Claret from Zin - Dan Berger's Vintage Experiences, June, 2005
More than a decade ago, a friend poured a red wine at dinner and asked me to identify it.
After much noodling (not to mention sipping and sniffing), I said the wine was an early '70's Bordeaux.
It was in fact, a 1970 Souverain Zinfandel that had aged quite well and had become like fine old Claret.
The story came back to me the other day when I tasted a range of Zinfandels from Doug Nalle, one of California's unheralded wine makers, a quiet man whose specialty Zins have long been a favorite of mine.
Nalle poured 10 older wines at a luncheon two days ago, and almost all were startling examples of how a balanced red wine can age nicely. And over time, emulate fine Claret.

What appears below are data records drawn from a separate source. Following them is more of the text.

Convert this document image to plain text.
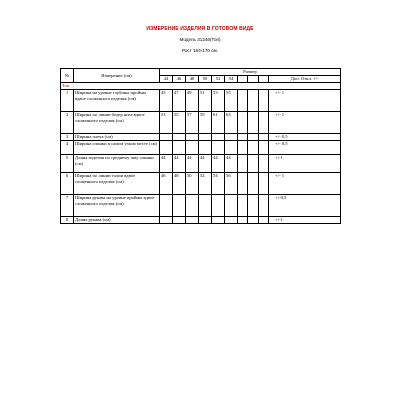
ИЗМЕРЕНИЕ ИЗДЕЛИЯ В ГОТОВОМ ВИДЕ
Модель 31246(Топ)
Рост 164-170 см.
№	Измерение (см)	Размер									
		44	46	48	50	52	54				Доп. Откл. +/-
Топ											
1	Ширина на уровне глубины проймы вдвое сложенного изделия (см)	45	47	49	51	53	55				+/- 1
2	Ширина по линии бедер низа вдвое сложенного изделия (см)	53	55	57	59	61	63				+/- 1
3	Ширина плеча (см)										+/- 0,5
4	Ширина спинки в самом узком месте (см)										+/- 0,5
5	Длина изделия по среднему шву спинки (см)	44	44	44	44	44	44				+/-1
6	Ширина по линии талии вдвое сложенного изделия (см)	46	48	50	52	54	56				+/- 1
7	Ширина рукава на уровне проймы вдвое сложенного изделия (см)										+/-0,5
8	Длина рукава (см)										+/-1
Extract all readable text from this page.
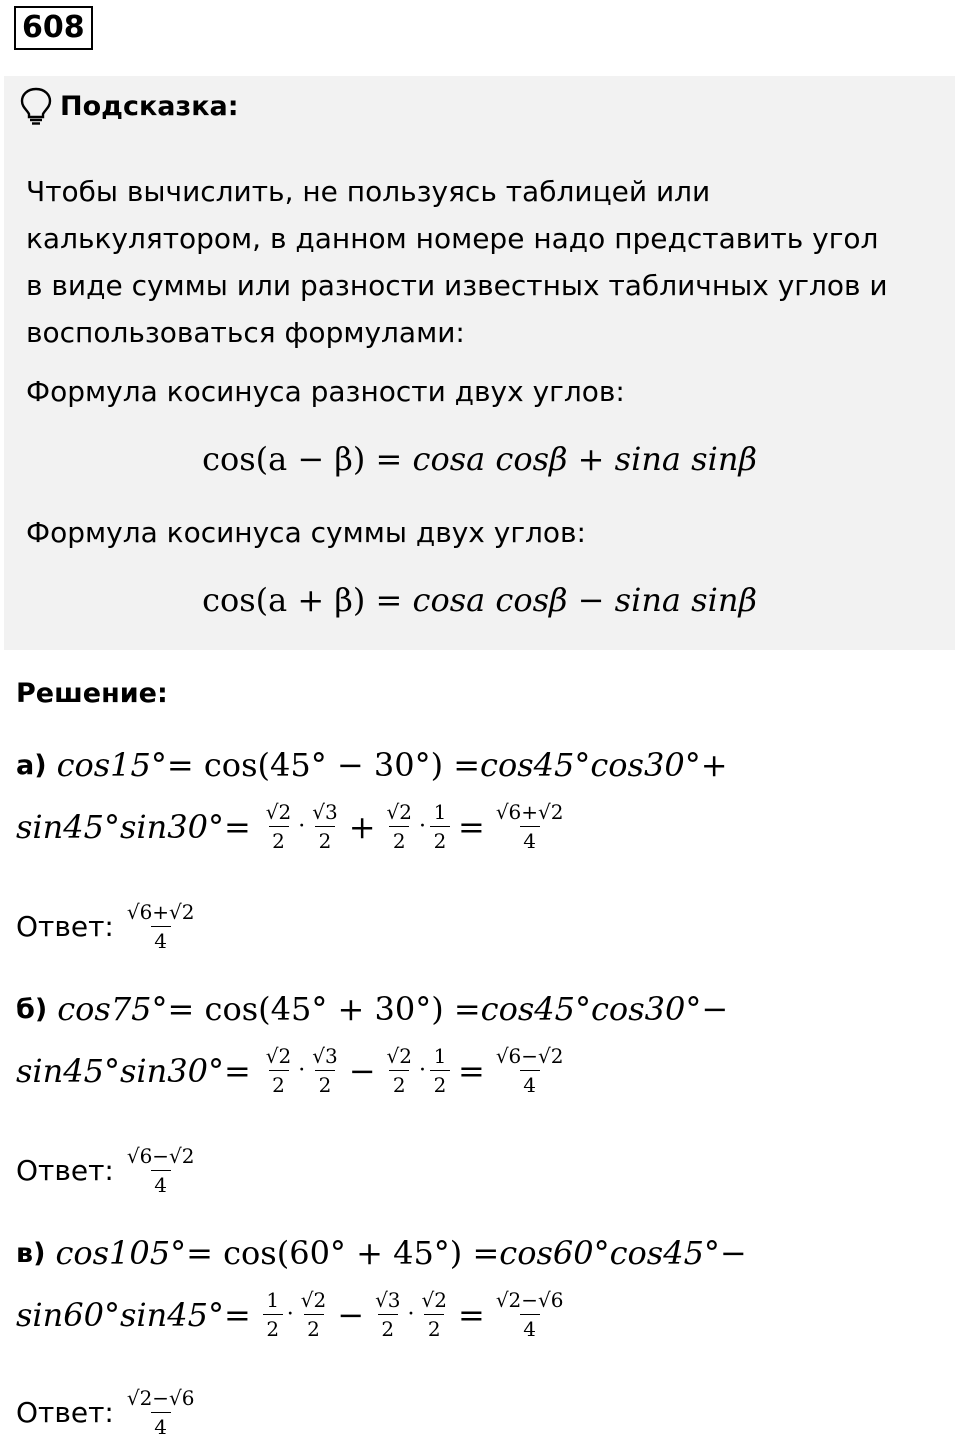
608
Подсказка:
Чтобы вычислить, не пользуясь таблицей или
калькулятором, в данном номере надо представить угол
в виде суммы или разности известных табличных углов и
воспользоваться формулами:
Формула косинуса разности двух углов:
cos(a − β) = cosa cosβ + sina sinβ
Формула косинуса суммы двух углов:
cos(a + β) = cosa cosβ − sina sinβ
Решение:
а) cos15° = cos(45° − 30°) = cos45°cos30° +
$\sin 45^\circ\sin 30^\circ = \frac{√2}{2} \cdot \frac{√3}{2} + \frac{√2}{2} \cdot \frac{1}{2} = \frac{√6+√2}{4}$
Ответ: $\frac{√6+√2}{4}$
б) cos75° = cos(45° + 30°) = cos45°cos30° −
$\sin 45^\circ\sin 30^\circ = \frac{√2}{2} \cdot \frac{√3}{2} - \frac{√2}{2} \cdot \frac{1}{2} = \frac{√6-√2}{4}$
Ответ: $\frac{√6-√2}{4}$
в) cos105° = cos(60° + 45°) = cos60°cos45° −
$\sin 60^\circ\sin 45^\circ = \frac{1}{2} \cdot \frac{√2}{2} - \frac{√3}{2} \cdot \frac{√2}{2} = \frac{√2-√6}{4}$
Ответ: $\frac{√2-√6}{4}$
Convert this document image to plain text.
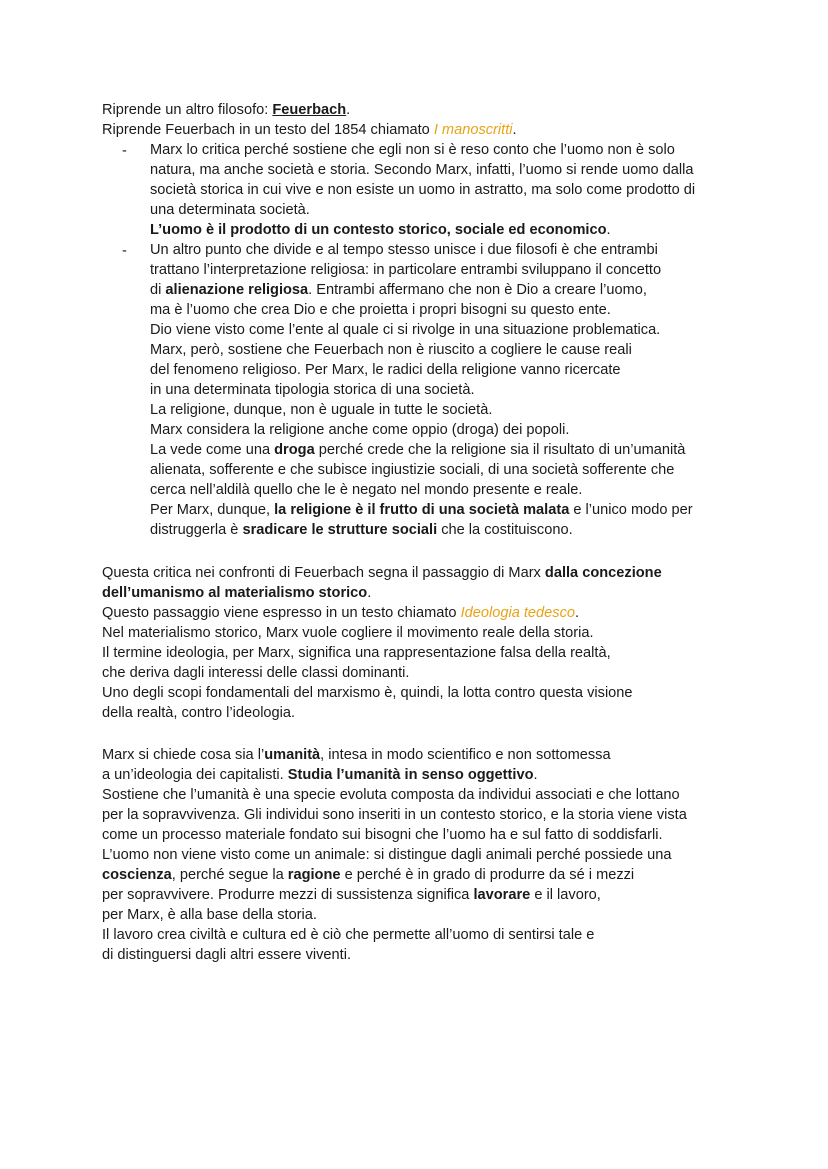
Riprende un altro filosofo: Feuerbach.
Riprende Feuerbach in un testo del 1854 chiamato I manoscritti.
- Marx lo critica perché sostiene che egli non si è reso conto che l’uomo non è solo
natura, ma anche società e storia. Secondo Marx, infatti, l’uomo si rende uomo dalla
società storica in cui vive e non esiste un uomo in astratto, ma solo come prodotto di
una determinata società.
L’uomo è il prodotto di un contesto storico, sociale ed economico.
- Un altro punto che divide e al tempo stesso unisce i due filosofi è che entrambi
trattano l’interpretazione religiosa: in particolare entrambi sviluppano il concetto
di alienazione religiosa. Entrambi affermano che non è Dio a creare l’uomo,
ma è l’uomo che crea Dio e che proietta i propri bisogni su questo ente.
Dio viene visto come l’ente al quale ci si rivolge in una situazione problematica.
Marx, però, sostiene che Feuerbach non è riuscito a cogliere le cause reali
del fenomeno religioso. Per Marx, le radici della religione vanno ricercate
in una determinata tipologia storica di una società.
La religione, dunque, non è uguale in tutte le società.
Marx considera la religione anche come oppio (droga) dei popoli.
La vede come una droga perché crede che la religione sia il risultato di un’umanità
alienata, sofferente e che subisce ingiustizie sociali, di una società sofferente che
cerca nell’aldilà quello che le è negato nel mondo presente e reale.
Per Marx, dunque, la religione è il frutto di una società malata e l’unico modo per
distruggerla è sradicare le strutture sociali che la costituiscono.
Questa critica nei confronti di Feuerbach segna il passaggio di Marx dalla concezione
dell’umanismo al materialismo storico.
Questo passaggio viene espresso in un testo chiamato Ideologia tedesco.
Nel materialismo storico, Marx vuole cogliere il movimento reale della storia.
Il termine ideologia, per Marx, significa una rappresentazione falsa della realtà,
che deriva dagli interessi delle classi dominanti.
Uno degli scopi fondamentali del marxismo è, quindi, la lotta contro questa visione
della realtà, contro l’ideologia.
Marx si chiede cosa sia l’umanità, intesa in modo scientifico e non sottomessa
a un’ideologia dei capitalisti. Studia l’umanità in senso oggettivo.
Sostiene che l’umanità è una specie evoluta composta da individui associati e che lottano
per la sopravvivenza. Gli individui sono inseriti in un contesto storico, e la storia viene vista
come un processo materiale fondato sui bisogni che l’uomo ha e sul fatto di soddisfarli.
L’uomo non viene visto come un animale: si distingue dagli animali perché possiede una
coscienza, perché segue la ragione e perché è in grado di produrre da sé i mezzi
per sopravvivere. Produrre mezzi di sussistenza significa lavorare e il lavoro,
per Marx, è alla base della storia.
Il lavoro crea civiltà e cultura ed è ciò che permette all’uomo di sentirsi tale e
di distinguersi dagli altri essere viventi.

Doug makes his Zinfandels in the style of Claret. You remember Claret, don't you? That was what we would often call Bordeaux that was made to smell and taste like, well, Bordeaux. No powerhouses allowed.
The idea is that hard tannins and acids can be tamed a bit to balance a wine. It's what allows many Rioja and Rhone wines to age handsomely.
Zinfandel has always been tarred with the rap that it doesn't age well. But wines with the proper structure do age, and when they do they can be overwhelmingly rewarding.
The secret to Nalle wines is their perfect balance, which features low pH levels. In the 10 year-look-back, not one wine had a pH as high as 3.6; most were nearer to 3.4!
Doug is as passionate a wine maker as I know, and his wines display the sort of style I love: food friendly, and still as full of vibrant varietal character as any you'll find. His wines are a treat for those who love structure.